Und es regt sich noch mehr Wider­stand: Tahir Tilmo befindet sich so wie alle mutmass­lich vom Sonder­flug betrof­fenen Personen bereits in Ausschaf­fungs­haft. Jetzt ist er gemäss Migrant Soli­da­rity Network in den Hunger- und Durst­streik getreten. Das MSN ruft zu Soli­da­ri­täts­ak­tionen auf.
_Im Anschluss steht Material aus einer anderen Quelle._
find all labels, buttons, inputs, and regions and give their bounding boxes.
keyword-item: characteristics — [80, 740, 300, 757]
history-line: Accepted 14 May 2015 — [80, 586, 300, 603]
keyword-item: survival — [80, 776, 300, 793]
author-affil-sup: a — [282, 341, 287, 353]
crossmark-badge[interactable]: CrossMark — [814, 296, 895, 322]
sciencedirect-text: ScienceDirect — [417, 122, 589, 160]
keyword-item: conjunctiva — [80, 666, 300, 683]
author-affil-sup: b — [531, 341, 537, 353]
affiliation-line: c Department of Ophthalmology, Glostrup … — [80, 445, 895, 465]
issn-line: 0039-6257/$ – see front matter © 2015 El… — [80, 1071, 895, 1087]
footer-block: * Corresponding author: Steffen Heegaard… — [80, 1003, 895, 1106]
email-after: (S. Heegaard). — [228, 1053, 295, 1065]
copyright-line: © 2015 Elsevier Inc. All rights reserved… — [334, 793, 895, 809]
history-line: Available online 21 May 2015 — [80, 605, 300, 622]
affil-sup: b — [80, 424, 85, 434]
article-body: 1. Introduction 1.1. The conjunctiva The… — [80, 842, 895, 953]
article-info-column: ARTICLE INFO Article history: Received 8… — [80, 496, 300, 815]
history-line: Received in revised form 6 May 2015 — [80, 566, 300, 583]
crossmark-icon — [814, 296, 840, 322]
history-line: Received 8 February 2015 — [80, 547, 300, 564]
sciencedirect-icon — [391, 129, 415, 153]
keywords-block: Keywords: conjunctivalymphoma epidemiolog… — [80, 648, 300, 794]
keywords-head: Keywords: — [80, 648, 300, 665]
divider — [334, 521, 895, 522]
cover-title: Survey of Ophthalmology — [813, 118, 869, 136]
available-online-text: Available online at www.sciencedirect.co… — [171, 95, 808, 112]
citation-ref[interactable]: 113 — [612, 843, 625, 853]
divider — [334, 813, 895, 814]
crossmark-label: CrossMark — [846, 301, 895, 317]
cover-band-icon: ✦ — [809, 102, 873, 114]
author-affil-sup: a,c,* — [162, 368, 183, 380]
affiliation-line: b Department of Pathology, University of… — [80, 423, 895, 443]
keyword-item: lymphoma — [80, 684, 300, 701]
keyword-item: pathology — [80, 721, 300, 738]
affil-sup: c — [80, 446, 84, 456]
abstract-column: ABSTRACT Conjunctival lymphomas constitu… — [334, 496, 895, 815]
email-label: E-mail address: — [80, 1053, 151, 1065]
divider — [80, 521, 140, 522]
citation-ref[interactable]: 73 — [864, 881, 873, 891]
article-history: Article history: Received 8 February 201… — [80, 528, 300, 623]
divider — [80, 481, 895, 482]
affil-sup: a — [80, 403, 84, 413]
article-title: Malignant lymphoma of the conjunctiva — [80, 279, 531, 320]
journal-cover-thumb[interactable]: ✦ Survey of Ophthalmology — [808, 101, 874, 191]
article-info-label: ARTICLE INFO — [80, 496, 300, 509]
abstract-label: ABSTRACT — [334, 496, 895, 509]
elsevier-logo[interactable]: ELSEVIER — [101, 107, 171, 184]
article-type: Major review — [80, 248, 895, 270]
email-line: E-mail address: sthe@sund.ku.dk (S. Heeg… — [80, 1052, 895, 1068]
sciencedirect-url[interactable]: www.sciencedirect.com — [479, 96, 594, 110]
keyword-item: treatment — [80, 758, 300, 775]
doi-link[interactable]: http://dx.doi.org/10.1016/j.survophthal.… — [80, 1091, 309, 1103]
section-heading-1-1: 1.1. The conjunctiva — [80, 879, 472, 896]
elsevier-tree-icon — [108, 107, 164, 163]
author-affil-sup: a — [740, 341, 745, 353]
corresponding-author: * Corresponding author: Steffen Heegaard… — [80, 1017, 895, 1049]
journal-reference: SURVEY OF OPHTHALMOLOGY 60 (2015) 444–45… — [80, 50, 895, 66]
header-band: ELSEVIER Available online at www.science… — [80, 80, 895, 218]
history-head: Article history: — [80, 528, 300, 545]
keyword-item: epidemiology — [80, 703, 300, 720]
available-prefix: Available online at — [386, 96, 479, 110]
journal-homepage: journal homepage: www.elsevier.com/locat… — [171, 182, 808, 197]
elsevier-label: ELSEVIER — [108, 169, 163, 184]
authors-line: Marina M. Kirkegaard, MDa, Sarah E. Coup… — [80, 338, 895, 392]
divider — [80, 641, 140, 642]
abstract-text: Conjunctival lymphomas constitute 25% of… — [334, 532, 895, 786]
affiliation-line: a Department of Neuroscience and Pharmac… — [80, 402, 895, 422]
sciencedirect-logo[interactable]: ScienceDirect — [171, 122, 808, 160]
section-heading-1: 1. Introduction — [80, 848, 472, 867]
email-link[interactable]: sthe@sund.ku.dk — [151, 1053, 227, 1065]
Das SEM auf der anderen Seite hat den Sonder­flug gegen­über das Lamm weder bestä­tigt noch demen­tiert. Auch die Frage nach einer allfäl­ligen Betei­li­gung des NISS bleibt unbe­ant­wortet. „Das SEM gibt im Vorfeld keine Auskunft über geplante Rück­füh­rungen“, schreibt Medi­en­spre­cher Lukas Rieder. Gegen­über der SDA führt die Behörde als Begrün­dung dafür Sicher­heits­be­denken an. Ob diese Bedenken gerecht­fer­tigt sind, wird sich zeigen – am Mitt­woch am Genfer Flughafen.